Der Artgenosse als Rätsel II

Hamburg, 17. September 2009. In meinem Hamburger Hotel saß heute ein Mann am Frühstückstisch, der gestern auch die Peer Gynt-Premiere besucht hatte. Er sah das Programmheft neben dem Teller liegen, und wir sprachen ein bisschen über Jens Harzer, die Pappkartons und die Menge der Zigaretten, die Karin Neuhäuser geraucht hat. Wahrscheinlich waren es zwanzig.

Es stellte sich heraus, dass er Hamburger ist, die Wohnung nicht weit vom Schanzenviertel. "Ja, aber wir haben einen neuen Intendanten", erklärte er, "ich habe das alte Thalia geliebt". Jetzt ist das alte Thalia nach Berlin ans Deutsche Theater gezogen, und er müsse schauen, wie er das neue lieben lerne. "Da wohne ich nach der Premiere lieber im Hotel, weil ich mir so einreden kann, ich bin nur auf Reisen hier." Man müsse sich jetzt umgewöhnen, und das gehe am besten, wenn man selber den Fremden spielt. Gleich gehe er aber nach Hause und wahrscheinlich werde er nach der nächsten Thalia-Premiere nicht mehr ins Hotel müssen. "Peer Gynt" sei ja ganz schön gewesen.
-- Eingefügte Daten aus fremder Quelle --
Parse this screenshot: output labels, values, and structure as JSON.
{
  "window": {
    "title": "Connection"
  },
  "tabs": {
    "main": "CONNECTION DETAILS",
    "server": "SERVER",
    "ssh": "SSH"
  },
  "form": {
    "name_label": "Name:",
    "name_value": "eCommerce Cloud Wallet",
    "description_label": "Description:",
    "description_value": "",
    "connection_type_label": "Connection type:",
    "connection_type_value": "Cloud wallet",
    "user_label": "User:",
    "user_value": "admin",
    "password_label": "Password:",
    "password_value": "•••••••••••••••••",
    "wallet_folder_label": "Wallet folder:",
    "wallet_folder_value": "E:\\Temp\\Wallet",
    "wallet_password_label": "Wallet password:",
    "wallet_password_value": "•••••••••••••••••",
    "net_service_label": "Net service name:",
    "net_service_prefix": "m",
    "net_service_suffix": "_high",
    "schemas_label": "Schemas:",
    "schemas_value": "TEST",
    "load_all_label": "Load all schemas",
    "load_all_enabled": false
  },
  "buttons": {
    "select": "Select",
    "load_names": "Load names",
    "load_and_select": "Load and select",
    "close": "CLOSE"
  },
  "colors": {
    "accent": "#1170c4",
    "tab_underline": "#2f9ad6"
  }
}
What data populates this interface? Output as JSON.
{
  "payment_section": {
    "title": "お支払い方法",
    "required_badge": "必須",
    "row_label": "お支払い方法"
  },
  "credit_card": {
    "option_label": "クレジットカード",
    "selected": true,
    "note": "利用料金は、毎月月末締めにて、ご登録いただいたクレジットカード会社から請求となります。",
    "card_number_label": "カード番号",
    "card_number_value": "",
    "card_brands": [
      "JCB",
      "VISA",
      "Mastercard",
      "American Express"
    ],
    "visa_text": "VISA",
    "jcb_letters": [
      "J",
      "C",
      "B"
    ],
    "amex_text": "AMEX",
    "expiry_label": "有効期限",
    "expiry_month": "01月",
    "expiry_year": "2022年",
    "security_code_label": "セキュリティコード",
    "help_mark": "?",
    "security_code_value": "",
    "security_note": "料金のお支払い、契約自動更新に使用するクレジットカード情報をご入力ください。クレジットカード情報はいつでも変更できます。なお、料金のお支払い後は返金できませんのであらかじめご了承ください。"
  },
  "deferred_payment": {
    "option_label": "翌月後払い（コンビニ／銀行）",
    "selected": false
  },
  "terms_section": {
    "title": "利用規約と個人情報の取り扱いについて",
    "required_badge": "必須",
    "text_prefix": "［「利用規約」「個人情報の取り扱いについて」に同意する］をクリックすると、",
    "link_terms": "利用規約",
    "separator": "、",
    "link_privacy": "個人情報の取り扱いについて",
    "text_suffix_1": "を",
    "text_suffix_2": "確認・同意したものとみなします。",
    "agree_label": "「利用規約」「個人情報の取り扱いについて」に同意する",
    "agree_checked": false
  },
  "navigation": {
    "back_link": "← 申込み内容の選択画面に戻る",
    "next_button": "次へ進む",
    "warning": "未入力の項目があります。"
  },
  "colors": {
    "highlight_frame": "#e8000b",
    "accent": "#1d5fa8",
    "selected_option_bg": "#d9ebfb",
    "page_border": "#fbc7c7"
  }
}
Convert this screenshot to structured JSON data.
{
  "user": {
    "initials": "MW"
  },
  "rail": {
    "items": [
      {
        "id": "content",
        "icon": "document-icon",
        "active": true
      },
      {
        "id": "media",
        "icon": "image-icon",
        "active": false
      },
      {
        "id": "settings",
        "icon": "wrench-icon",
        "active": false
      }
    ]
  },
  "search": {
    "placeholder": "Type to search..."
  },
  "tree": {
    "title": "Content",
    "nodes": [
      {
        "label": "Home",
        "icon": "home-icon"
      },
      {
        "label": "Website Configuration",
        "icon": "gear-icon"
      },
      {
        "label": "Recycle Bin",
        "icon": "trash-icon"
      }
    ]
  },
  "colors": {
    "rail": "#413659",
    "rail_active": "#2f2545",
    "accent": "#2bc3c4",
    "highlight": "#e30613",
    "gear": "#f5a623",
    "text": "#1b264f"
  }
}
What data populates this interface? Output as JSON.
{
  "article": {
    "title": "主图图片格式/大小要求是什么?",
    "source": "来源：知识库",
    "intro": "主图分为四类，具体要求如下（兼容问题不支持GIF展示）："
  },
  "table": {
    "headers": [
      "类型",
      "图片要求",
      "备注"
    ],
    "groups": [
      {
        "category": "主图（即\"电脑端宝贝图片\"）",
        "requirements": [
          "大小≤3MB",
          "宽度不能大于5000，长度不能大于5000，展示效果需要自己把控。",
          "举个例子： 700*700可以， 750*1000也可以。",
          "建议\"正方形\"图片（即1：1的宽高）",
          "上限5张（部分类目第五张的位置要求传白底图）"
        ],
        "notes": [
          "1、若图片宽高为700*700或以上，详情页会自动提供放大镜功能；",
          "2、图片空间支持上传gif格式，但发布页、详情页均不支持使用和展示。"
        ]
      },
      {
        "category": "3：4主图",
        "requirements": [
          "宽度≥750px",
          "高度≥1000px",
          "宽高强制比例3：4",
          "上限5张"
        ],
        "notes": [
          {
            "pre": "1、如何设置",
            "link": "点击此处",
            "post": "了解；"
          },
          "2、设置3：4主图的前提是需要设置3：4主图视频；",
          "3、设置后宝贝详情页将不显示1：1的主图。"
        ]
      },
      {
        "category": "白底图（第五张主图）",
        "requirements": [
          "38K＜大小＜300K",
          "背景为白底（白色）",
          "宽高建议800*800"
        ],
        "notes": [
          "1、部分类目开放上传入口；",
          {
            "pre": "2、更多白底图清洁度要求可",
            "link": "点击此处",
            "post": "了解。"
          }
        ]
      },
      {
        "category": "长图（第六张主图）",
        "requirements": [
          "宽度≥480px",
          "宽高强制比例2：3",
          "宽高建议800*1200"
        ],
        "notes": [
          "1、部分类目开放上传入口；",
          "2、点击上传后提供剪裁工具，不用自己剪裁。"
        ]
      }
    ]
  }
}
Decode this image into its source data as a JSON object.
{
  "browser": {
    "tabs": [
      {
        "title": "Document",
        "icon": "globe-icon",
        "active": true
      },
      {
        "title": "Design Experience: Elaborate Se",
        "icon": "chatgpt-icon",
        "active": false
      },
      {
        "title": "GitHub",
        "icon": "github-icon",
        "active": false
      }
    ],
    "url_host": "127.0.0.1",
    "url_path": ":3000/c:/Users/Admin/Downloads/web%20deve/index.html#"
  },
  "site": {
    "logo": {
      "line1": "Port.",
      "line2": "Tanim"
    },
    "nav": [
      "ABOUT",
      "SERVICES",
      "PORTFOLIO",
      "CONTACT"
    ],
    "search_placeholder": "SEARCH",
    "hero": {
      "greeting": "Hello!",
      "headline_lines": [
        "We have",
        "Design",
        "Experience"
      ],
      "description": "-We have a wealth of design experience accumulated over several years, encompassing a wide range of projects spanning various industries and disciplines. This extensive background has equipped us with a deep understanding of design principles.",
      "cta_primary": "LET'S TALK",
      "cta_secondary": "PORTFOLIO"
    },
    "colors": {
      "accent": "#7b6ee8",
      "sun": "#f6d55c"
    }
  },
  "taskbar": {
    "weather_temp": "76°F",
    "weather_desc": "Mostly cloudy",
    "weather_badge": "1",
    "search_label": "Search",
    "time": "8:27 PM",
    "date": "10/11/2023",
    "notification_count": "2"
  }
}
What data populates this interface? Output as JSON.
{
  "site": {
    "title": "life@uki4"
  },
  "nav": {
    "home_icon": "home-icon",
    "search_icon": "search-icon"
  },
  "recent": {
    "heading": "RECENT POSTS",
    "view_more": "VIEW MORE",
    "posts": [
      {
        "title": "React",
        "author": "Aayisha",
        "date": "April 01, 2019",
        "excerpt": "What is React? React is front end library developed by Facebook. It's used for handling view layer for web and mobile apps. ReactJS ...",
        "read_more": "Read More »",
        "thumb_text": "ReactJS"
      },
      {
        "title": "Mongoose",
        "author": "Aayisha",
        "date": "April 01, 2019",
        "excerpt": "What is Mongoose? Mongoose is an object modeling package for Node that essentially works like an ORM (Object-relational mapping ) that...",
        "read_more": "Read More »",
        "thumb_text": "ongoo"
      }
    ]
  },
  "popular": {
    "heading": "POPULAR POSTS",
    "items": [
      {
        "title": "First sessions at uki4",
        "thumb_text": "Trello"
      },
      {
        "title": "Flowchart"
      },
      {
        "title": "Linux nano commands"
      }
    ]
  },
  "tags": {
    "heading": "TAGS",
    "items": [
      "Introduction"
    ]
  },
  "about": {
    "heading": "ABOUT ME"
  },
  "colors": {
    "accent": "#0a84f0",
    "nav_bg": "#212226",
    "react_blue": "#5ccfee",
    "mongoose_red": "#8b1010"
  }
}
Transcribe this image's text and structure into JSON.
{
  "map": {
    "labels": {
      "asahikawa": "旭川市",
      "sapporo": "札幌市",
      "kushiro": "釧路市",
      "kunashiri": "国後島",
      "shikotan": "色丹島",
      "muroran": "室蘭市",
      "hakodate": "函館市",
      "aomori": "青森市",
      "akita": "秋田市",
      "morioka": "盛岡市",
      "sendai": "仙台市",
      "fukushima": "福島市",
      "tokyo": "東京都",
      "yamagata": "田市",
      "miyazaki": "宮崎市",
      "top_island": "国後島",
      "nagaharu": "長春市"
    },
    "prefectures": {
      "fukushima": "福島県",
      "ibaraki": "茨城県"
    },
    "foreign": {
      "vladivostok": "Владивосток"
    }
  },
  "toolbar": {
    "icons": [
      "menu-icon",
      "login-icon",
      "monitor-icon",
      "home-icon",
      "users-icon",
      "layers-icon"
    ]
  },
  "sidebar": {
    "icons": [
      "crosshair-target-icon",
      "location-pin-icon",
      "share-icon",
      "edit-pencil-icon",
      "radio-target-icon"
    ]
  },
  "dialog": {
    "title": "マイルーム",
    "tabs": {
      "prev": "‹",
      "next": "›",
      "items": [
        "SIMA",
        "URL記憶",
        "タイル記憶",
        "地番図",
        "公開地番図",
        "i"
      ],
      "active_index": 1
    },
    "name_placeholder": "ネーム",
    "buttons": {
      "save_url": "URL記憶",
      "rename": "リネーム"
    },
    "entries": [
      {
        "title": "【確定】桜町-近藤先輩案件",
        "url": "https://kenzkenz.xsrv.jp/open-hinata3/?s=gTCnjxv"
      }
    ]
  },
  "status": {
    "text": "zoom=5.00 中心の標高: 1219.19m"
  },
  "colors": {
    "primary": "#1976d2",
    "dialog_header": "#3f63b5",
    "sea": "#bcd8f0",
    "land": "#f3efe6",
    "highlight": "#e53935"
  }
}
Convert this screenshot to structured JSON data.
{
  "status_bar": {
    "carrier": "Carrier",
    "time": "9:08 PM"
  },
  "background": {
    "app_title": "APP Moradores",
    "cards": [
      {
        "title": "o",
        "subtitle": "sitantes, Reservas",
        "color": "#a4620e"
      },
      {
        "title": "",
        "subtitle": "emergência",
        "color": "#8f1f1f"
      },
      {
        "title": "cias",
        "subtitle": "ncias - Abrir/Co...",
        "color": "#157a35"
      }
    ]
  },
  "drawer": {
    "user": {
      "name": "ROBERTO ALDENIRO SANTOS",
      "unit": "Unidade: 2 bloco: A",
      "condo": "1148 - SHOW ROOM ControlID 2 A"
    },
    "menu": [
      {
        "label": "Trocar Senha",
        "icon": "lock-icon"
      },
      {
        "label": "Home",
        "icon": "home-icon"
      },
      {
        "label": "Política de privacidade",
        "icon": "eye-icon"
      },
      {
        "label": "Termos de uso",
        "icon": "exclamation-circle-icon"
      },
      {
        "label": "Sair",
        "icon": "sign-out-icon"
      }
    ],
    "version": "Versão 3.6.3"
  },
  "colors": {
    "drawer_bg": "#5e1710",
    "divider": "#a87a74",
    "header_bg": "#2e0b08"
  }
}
Er ist dann tatsächlich sofort aufgestanden und hinausgegangen. Später sah ich ihn die Straße hinabschlendern, ich glaube, er hat vor sich hin gepfiffen.

Während der Premiere saß neben mir ein Mann, der versicherte, in den letzten Jahren, alle Thalia-Inszenierungen zwei Mal gesehen zu haben. Ob eine Inszenierung gut oder nicht so gut ist, darum gehe es nicht. Er hat nicht gesagt, worum es geht, aber er sah so aus, als würde er es wissen.